Crews from the Pacific Whale Watch Association witnessed a rarely-seen attack by a pod of orcas on gray whales in Puget Sound near Everett this past Saturday.
The battle between transient orcas, also known as Bigg’s killer whales, and gray whales was particularly impressive for the seasoned crews accustomed to seeing such spectacles.
“It was a clash of the titans out there,” said senior deckhand and naturalist Tyson Reed of Island Adventures Whale Watching in Anacortes, in a news release.
According to the news release, the crew had watched the orcas hunt off the west side of Gedney Island prior to the run-in with the gray whales. They saw the group of four killer whales continue north into Saratoga Passage between Gedney and Whidbey islands, directly into the company of two adult gray whales.
The 40-ton mammals were part of about a dozen migratory eastern north Pacific grays that come into this part of Puget Sound each spring to feed on ghost shrimp.
The orca found himself in the middle of the two agitated leviathans. The killer whale soon got some backup from his mother, T137, who led her two younger offspring safely about 500 yards to the north, changed direction and headed over to the tussle.

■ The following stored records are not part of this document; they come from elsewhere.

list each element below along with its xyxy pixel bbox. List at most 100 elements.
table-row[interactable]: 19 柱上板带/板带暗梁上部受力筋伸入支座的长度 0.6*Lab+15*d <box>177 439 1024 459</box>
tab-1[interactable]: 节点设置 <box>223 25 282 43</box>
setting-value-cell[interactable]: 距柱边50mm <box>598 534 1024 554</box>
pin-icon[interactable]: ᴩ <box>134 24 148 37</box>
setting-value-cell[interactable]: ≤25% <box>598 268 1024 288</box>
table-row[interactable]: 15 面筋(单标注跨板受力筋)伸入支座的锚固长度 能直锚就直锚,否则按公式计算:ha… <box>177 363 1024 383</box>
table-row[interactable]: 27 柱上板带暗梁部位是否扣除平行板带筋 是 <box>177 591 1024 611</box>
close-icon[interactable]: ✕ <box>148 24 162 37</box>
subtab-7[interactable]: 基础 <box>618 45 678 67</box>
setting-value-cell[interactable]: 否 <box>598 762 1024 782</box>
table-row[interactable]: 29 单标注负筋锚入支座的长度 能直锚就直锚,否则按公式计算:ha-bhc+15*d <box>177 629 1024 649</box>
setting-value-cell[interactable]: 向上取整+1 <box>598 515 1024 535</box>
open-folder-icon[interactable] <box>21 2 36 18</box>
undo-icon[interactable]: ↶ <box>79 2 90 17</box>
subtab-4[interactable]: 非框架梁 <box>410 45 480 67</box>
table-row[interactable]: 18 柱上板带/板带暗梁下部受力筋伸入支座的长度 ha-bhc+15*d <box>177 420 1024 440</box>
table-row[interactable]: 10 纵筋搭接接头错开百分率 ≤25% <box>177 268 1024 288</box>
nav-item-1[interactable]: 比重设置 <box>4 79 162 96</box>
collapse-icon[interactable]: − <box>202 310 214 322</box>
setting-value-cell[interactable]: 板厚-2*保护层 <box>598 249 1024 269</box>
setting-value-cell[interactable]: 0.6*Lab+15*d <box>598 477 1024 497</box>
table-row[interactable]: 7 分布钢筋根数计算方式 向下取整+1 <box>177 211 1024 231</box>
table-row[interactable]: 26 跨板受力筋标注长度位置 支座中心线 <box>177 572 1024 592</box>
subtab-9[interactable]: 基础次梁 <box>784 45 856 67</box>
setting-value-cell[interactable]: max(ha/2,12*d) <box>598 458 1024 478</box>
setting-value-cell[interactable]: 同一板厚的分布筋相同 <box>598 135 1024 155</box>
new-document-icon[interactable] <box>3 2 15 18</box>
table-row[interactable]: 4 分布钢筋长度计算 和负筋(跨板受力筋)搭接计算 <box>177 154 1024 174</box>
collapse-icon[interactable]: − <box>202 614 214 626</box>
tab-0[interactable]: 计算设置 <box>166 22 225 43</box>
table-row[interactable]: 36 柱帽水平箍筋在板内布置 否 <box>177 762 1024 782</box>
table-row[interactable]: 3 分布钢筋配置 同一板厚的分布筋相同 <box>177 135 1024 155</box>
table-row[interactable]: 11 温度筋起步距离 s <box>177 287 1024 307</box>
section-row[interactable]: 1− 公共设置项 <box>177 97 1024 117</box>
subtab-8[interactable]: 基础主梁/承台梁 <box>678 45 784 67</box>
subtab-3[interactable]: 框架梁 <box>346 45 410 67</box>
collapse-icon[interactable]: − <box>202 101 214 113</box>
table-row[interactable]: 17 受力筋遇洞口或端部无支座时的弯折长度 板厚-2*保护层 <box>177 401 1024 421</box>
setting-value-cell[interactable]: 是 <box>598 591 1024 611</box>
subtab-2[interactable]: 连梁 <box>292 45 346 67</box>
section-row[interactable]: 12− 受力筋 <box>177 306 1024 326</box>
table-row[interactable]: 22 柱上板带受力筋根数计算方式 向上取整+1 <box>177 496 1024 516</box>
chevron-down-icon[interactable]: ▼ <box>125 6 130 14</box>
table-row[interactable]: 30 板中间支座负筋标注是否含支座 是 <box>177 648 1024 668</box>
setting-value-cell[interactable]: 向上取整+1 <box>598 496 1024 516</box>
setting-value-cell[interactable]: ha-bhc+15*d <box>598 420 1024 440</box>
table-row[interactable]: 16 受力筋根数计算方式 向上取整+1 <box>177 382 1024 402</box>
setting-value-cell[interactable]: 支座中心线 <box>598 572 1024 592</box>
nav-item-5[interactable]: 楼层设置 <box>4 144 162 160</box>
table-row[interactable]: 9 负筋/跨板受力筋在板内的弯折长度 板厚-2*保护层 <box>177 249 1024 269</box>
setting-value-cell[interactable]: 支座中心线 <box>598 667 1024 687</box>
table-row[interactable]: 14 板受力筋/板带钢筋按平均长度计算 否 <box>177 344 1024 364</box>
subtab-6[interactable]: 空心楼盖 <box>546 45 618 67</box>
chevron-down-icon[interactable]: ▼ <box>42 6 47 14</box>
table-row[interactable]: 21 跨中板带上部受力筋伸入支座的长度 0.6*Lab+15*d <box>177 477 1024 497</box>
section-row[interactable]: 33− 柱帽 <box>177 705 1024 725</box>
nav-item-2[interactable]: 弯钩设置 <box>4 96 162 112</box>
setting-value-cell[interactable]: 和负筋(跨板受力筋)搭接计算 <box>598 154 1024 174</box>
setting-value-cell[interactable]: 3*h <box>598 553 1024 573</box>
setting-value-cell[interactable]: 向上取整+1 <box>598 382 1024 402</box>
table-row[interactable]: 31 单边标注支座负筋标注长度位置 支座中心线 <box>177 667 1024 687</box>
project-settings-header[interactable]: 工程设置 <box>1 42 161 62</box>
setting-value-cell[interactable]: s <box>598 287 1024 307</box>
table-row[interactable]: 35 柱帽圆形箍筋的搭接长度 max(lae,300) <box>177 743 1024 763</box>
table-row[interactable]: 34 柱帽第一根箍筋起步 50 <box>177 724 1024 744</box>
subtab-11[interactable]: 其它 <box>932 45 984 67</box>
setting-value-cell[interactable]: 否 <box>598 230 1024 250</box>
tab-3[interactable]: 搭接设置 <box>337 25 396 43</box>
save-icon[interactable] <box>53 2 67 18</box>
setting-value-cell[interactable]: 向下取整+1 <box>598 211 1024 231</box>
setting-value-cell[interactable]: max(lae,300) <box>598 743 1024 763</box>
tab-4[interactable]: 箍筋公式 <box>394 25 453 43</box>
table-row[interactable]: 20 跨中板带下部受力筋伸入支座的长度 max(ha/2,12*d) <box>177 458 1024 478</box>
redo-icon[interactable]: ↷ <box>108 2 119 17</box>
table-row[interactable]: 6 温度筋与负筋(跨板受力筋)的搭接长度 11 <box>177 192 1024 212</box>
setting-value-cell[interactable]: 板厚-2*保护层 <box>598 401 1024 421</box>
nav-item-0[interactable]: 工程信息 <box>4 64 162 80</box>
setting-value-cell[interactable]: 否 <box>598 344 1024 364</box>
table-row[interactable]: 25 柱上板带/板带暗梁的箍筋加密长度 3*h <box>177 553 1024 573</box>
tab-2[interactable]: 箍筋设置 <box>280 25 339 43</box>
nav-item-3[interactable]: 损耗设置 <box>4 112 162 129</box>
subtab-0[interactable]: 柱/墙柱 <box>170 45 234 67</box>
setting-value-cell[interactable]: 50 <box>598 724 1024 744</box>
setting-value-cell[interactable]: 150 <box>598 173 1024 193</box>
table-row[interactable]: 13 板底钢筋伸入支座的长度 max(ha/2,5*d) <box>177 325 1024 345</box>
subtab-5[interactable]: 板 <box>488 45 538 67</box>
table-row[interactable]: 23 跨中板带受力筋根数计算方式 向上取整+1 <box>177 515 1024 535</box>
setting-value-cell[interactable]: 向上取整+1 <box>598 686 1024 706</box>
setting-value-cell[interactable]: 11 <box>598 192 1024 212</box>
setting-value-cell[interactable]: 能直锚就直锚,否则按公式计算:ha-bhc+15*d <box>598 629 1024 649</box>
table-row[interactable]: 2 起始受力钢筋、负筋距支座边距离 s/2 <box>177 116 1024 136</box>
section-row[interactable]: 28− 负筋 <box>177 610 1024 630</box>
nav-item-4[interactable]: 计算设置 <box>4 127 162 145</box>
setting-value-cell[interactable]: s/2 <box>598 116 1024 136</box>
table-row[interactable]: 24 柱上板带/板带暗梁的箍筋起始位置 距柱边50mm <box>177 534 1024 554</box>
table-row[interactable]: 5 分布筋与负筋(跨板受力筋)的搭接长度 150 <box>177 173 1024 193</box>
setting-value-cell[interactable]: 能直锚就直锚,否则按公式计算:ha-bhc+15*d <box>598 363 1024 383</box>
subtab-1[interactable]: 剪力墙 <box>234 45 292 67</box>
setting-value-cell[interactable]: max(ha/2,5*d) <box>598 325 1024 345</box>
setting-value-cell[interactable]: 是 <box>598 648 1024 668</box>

“Pec fins began to fly left and right as the grays rolled onto their backs and blasted T137A with their blows,” Reed said. “They were definitely not happy to have the orca intruding on them and were fighting back.”
“It was a major altercation,” said Capt. Michael Colahan of Island Adventures. “Both grays rolled over maybe a dozen times. Pretty wild!”
The two grays survived the attack, known by researchers as #56 and #531, and had no visible injuries. Such attacks on adult gray whales by orcas was rare, said a biologist for the Olympia-based Cascadia Research Collective.
“I think this is the third account of this type of interaction between the north Puget Sound gray whales and transients, and in the three decades I’ve been studying them, I haven’t witnessed it myself,” said Cascadia’s senior biologist John Calambokidis, in the news release. “But we’re learning so much about these grays who come into the Sound each spring, especially now with our deployment of suction cup video tags that document all their underwater activities and open up their true world to us. While predation by transients on gray whale calves in migration is quite common and often successful, I would imagine these older, experienced adults in north Puget Sound would put up too much of a good fight.”
An estimated 22,000 Eastern North Pacific gray whales are migrating. As spring approaches, the gray whales, which can reach 50 feet and 40 tons, begin an epic journey of between 5,000 and 6,800 miles from the warm-water calving lagoons in Mexico’s Baja Peninsula and Gulf of California to the Bering and Chukchi Seas. It’s the longest migration of any mammal on Earth. Midway through the journey, from late February to the end of May, a small group makes a pit stop in Puget Sound for the ghost shrimp buffet.
Cascadia Research Collective has documented 42 individual whales using the area since 1990. The Eastern North Pacific grays are the first whale population to be taken off the U.S. Endangered Species Act.